Стихи - [7]

Шрифт
Интервал

Колокольчик… Приятная блажь…
Здравствуй, родина… Многая лета!
В годы мира и в годы войны
ты всегда остаешься собою,
и, как дети, надеемся мы,
что играем твоею судьбою.

1964

" Надо мужество иметь, "

Надо мужество иметь,
чтобы полото тревоги
в сутолоке и в мороке
не разменивать на медь.
Надо мужество иметь,
не ссылаться на эпоху,
чтобы божеское богу
вырвать, выкроить, суметь.
Надо мужество иметь,
чтобы прочно раздвоиться,
но при этом сохраниться,
выжить, а но умереть.

1964

" Шепчу, объясняюсь, прощаюсь, — "

Шепчу, объясняюсь, прощаюсь, —
что делать? — не выскажусь всласть.
Опять и опять повторяюсь, —
какая живучая страсть!
Глаза открывая спросонок,
услышу в саду под окном:
два друга — щенок и ребёнок —
бормочут о чём-то своём;
увижу всё те же осины,
всё тот же закат и рассвет —
запавшие в память картины,
которым названия нет.
Слова довоенного танго
плывут в голубой небосвод
из окон, где шумная пьянка
с утра, разгораясь, идёт.
А в небе последняя стая,
почуяв дыханье зимы,
прощально кричит, покидая
мои золотые холмы.

1965

ВЛАДИМИРСКОЕ ШОССЕ

На дорогах дежурят посты,
на дорогах стоят карантины,
вылезаем на снег из машины,
отряхаем от снега стопы.
Во Владимире нет молока —
во Владимирской области ящур.
Погруженный в сухие снега,
белый Суздаль в тумане маячил.
Тишина. Воспаленный простор.
Здесь на съемках «Андрея Рублева»
этим летом решил режиссер,
чтобы в кадре сгорела корова,
чтобы зритель смотрел трепеща…
И животное взглядом безвинным
вопрошало, тоскливо мыча, —
для чего обливают бензином.
Хоть бы ящур — а то фестиваль,
безымянная жертва искусства,
первый приз.

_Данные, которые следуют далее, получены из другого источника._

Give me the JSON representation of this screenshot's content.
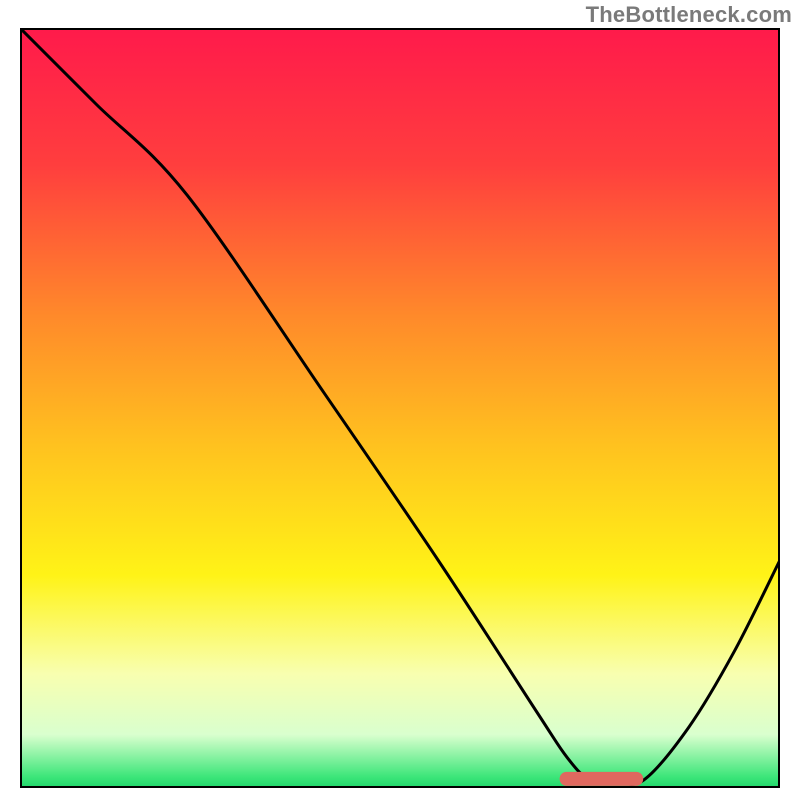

Золотая медаль…
Воронье, налетевшее густо,
облепило кирпичный карниз
и орет над потемками улиц.
В монастырь заточали цариц,
а потом заточали преступниц,
не достигших шестнадцати лет…
Но пора, чтобы мне возразили
и сказали: послушай, поэт,
так легко о тревогах России!
Слишком много в России чудес —
иней на куполах позлащенных,
почерневший от времени лес,
воплощенье идей отвлеченных,
белокаменный храм на Нерли,
желтый холод ноябрьского неба
и дорога в морозной пыли,
и деревни — то справа, то слева.
Снова ящур (вещает плакат).
Карантин (тоже странное слово).
…И в полнеба кровавый закат,
и снега, как при жизни Рублёва.

1965

" Цокот копыт на дороге, "

Анатолию Передрееву

Цокот копыт на дороге,
дальних колес перестук —
звук довоенный, далекий,
доисторический звук.
Некогда в детстве рожденный
влагой, землей, тишиной…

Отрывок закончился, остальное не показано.